Open mrdeadstrike opened 2 months ago

mrdeadstrike commented 2 months ago

Hi. There are 2 questions:

  1. How to learn on lower parameters? I try change: unet_config: num_res_blocks: 2

to: unet_config: num_res_blocks: 1

and have errors. So I change this also in first_stage_config: num_res_blocks: 1

but still get error: missing, unexpected = self.load_state_dict(sd, strict=False) if not only_model else self.model.load_state_dict( File "/mnt/data_1/nik/.local/lib/python3.8/site-packages/torch/nn/modules/module.py", line 2152, in load_state_dict raise RuntimeError('Error(s) in loading state_dict for {}:\n\t{}'.format( RuntimeError: Error(s) in loading state_dict for LatentDiffusion: size mismatch for model.diffusion_model.input_blocks.5.0.in_layers.2.weight: copying a param with shape torch.Size([640, 640, 3, 3]) from checkpoint, the shape in current model is torch.Size([1280, 640, 3, 3]). size mismatch for model.diffusion_model.input_blocks.5.0.in_layers.2.bias: copying a param with shape torch.Size([640]) from checkpoint, the shape in current model is torch.Size([1280]).

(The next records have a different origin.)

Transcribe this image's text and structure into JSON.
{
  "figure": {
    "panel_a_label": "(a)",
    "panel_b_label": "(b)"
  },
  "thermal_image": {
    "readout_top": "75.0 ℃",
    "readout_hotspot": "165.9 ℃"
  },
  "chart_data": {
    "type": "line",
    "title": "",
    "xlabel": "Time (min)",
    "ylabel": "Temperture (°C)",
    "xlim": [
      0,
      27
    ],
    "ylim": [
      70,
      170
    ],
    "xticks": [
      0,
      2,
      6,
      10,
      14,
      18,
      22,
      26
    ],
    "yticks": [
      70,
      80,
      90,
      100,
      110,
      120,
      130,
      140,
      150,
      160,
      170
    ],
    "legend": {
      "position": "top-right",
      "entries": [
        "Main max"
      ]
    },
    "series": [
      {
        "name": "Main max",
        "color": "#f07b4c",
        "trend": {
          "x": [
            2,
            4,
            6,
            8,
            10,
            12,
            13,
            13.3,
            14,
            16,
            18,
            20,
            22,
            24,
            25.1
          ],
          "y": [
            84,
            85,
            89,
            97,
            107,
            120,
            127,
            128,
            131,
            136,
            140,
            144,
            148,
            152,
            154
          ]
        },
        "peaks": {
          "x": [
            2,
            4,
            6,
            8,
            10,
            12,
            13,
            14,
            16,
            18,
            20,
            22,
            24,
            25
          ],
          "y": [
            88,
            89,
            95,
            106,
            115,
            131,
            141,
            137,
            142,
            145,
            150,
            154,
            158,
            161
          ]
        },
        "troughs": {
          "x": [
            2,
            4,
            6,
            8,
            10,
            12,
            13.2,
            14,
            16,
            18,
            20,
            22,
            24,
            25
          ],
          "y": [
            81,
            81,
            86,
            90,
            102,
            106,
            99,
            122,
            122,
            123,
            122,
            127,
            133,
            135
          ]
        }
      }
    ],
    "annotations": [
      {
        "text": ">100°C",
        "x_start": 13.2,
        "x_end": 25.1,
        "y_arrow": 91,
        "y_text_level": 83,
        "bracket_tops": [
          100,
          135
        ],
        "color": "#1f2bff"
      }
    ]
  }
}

So, how can I change parameters? I only can change resolution from 256 to 64. if I set to 32 it is also errors...

  1. As I understand initial checkpoint was stable diffusion v1.5 and it was learned on some parameters. So can I don't use initial checkpoint? How to disable it and make clean learn? Or where it is possible get initial checkpoints with another learning parameters like num_res_blocks or channel_mult?